Their case arrived at the Merit Systems Protection Board with the question, Should their voluntary exodus be considered an involuntary action caused by the Navy's inability to fix intolerable working conditions? No employee is entitled to leave work and remain absent without explanation, the board noted, but if a supervisor is aware of a poor work environment and doesn't do anything to fix it, then the agency should be held responsible.

Leaving the employees in health-threatening situations is not permissible, the board concluded, and a reasonable person could see why the women didn't go back to work.

One of the board members dissented, however. MSPB Vice Chairwoman Beth Slavet said an employee should not be allowed to just walk out of work and then seek protection under the MSPB. "Nothing in the record would support a finding that these appellants in fact had no alternative to absenting themselves from work, such as filing a grievance over their working conditions," Slavet said.
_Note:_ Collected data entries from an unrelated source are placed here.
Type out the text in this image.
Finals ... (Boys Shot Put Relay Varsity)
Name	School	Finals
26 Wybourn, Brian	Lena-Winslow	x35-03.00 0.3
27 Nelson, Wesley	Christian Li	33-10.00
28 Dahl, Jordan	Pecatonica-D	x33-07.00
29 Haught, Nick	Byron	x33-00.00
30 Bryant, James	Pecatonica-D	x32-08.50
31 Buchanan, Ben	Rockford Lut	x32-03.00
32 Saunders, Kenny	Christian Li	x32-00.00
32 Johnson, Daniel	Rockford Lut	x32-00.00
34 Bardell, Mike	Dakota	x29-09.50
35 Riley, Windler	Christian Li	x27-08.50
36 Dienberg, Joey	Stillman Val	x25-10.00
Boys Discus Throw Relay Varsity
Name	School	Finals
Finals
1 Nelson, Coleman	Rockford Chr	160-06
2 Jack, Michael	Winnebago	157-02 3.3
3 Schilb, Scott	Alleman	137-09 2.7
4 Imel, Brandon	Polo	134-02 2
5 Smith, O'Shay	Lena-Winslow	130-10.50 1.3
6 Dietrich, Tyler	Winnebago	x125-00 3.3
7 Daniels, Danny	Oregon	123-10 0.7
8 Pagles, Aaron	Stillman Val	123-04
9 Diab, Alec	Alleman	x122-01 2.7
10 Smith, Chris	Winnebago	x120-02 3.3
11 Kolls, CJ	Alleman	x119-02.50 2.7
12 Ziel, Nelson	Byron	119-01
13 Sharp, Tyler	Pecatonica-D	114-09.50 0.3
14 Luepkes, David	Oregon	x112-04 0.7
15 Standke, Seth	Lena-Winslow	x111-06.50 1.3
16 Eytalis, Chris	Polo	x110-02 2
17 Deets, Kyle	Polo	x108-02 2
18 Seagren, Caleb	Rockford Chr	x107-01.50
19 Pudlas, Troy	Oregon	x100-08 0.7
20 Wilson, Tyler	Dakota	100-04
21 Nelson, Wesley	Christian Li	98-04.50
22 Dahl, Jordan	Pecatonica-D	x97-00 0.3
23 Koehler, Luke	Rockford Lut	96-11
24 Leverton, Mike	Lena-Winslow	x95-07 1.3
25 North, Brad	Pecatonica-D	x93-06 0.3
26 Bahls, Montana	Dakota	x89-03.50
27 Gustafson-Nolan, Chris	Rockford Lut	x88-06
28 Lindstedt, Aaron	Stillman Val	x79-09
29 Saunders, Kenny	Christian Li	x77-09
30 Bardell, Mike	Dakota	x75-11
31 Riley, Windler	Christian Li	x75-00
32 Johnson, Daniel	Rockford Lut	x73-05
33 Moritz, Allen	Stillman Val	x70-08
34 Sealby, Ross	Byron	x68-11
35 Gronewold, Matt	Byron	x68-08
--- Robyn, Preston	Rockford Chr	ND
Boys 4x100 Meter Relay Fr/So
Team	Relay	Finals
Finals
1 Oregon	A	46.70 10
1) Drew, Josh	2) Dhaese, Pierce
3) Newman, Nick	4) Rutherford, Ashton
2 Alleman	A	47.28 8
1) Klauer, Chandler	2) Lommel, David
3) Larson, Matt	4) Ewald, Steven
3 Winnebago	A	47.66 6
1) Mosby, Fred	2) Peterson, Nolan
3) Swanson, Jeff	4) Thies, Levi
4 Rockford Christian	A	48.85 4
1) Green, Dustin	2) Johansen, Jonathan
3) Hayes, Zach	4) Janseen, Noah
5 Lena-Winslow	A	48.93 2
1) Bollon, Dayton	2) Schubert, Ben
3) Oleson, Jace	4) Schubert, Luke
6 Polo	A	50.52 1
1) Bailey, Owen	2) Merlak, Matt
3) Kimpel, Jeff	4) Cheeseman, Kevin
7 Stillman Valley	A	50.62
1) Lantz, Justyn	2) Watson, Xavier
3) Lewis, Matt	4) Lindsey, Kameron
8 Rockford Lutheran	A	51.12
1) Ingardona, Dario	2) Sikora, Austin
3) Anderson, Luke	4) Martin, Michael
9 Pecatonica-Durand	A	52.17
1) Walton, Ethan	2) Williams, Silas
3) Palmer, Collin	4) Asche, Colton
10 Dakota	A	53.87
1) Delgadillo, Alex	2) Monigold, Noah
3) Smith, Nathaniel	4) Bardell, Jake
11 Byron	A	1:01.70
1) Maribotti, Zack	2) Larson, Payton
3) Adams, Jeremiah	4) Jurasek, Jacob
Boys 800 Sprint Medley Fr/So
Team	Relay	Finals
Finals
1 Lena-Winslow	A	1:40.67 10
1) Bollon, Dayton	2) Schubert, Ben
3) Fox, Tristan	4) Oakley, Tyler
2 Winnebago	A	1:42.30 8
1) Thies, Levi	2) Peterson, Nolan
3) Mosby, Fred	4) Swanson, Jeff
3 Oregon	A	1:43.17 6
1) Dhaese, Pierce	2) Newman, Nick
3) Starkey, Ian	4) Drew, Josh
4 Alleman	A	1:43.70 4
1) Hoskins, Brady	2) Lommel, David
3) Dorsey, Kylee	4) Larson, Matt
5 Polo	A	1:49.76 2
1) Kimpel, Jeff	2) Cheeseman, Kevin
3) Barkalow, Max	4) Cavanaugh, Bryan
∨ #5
But the majority's conclusion ruled the day.

Lesson: Try to make your employees feel safe at work, otherwise they may just stop coming.

Peoples, et al. v. Navy (98-0361), Merit Systems Protection Board, August 6, 1999.

Level Playing Field

In the great sport of federal labor-management relations, there are few more riveting competitions than the negotiations over the number of levels in an employee appraisal system. Traditionally, federal agencies have used five-level rating systems to evaluate employees, but in recent years the systems have been reduced to as few as two levels, and many an agency-union engagement over removing or adding a level have left spectators spellbound.

One of the most exciting matches over evaluation systems levels was at the Energy Department's headquarters. Earlier this year the department and the National Treasury Employees Union concluded a gripping three-year derby: they agreed to turn HQ's five-level system into a four-level system.

But now there may be fewer such tournaments. The Federal Labor Relations Authority recently held that the number of levels in a performance appraisal system is not negotiable; it is a decision management has the right to decide without union involvement. The FLRA based its decision on a case involving the General Services Administration and the American Federation of Government Employees. When the union tried to get a game going with a proposal to create a four-level system, GSA said it didn't want to play, arguing that the rules of federal labor-management don't require it. The union cried foul, noting that Vice President Al Gore's National Performance Review and the 1993 Executive Order 12871 called on agencies to negotiate over such issues. No dice, the FLRA said rating levels "concern how an agency evaluates the manner in which its employees perform the work to which they have been assigned."

Lesson: Managers don't have to let unions join in all the rating level games.

AFGE v. GSA, Federal Labor Relations Authority (55 FLRA No. 73), April 30, 1999.